Esta semana, el joven Lucas Massone, de 27 años, denunció que fue despojado de sus pertenencias en una formación ferroviaria de la línea Belgrano Norte, en la misma estación de Don Torcuato donde fue atacada brutalmente la joven Brenda Bigiatti.

En este caso, la víctima padeció una tremenda golpiza y luego fue arrojada a las vías, salvando su vida de pura casualidad.

El episodio que tuvo como víctima a Massone ocurrió el jueves, y el joven contó en diversos reportajes, mientras se lo observaba con visibles heridas en su rostro, que fue atacado cuando regresaba de una entrevista laboral para un agencia de marketing ubicada en Puente Saavedra.
Aunque tiene moto, el muchacho relató que había decidido ir en tren.

Según denunció, lo asaltaron tres personas: "Me sacaron la gorra y los lentes. Intenté defenderme y me empujaron.
Empecé a rodar por el andén y la misma inercia del tren me chupó para abajo de las vías. De milagro no me pasó por encima".

En la misma secuencia, el joven intentó pararse, sin darse cuenta que había quedado a centímetros de la rueda del tren.

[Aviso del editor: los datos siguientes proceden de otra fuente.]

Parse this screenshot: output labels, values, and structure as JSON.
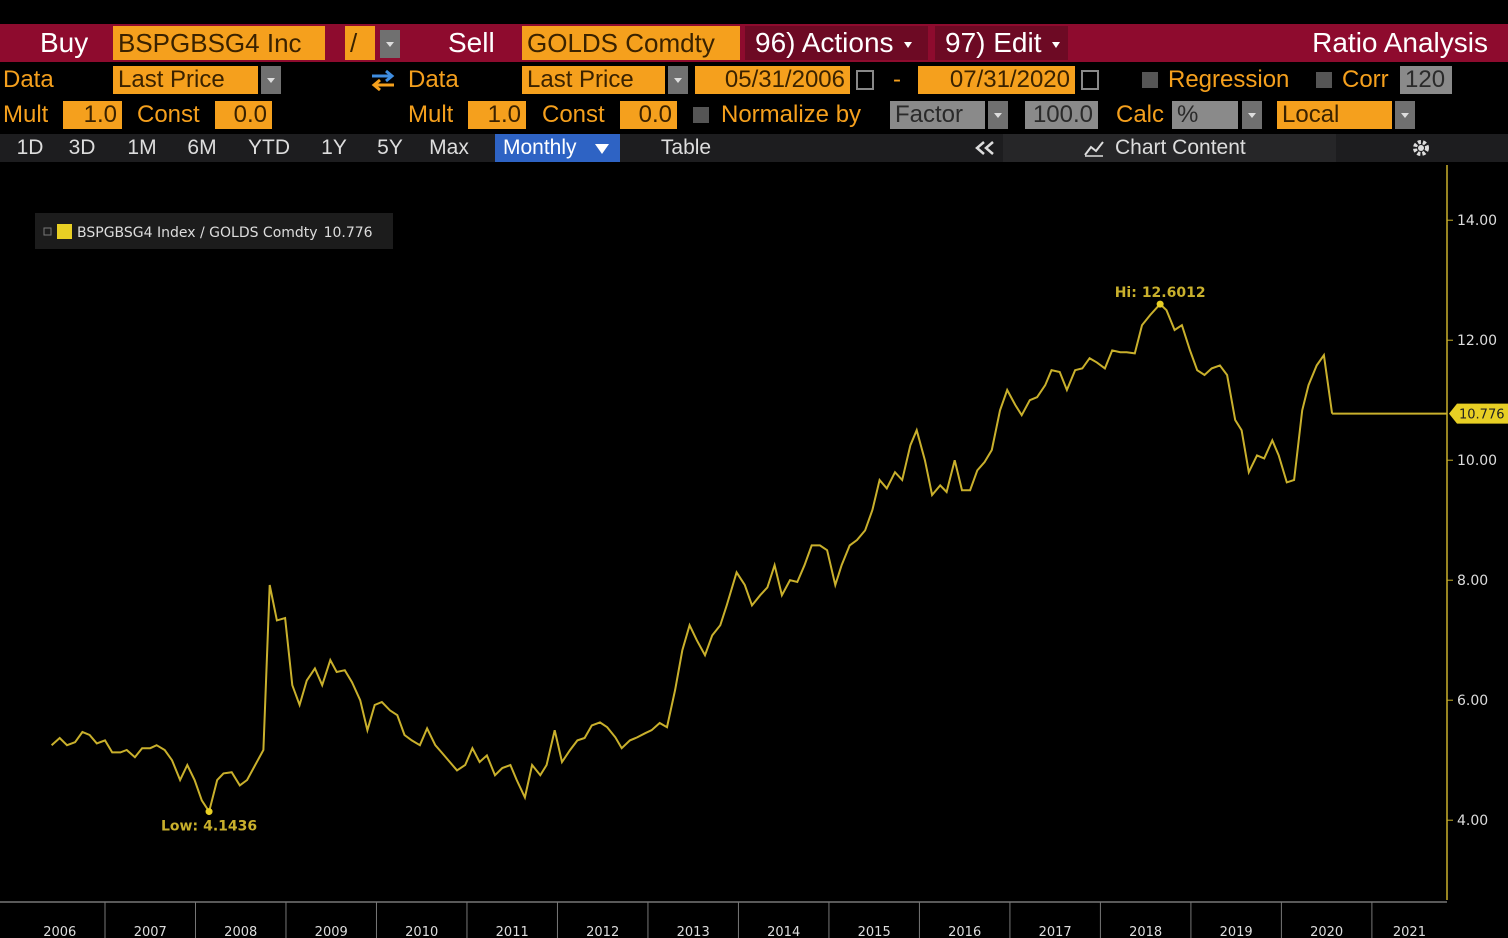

"Me volví caer. Se acercó un señor y me ayudó a salir. Otra señora se acercó y me dio una remera, y llamaron a la ambulancia", relató.

Lucas fue trasladado al Hospital de Pacheco, el mismo centro de salud en el que el viernes de la semana pasada atendieron a Brenda, quien luego fue derivada por la gravedad de sus heridas.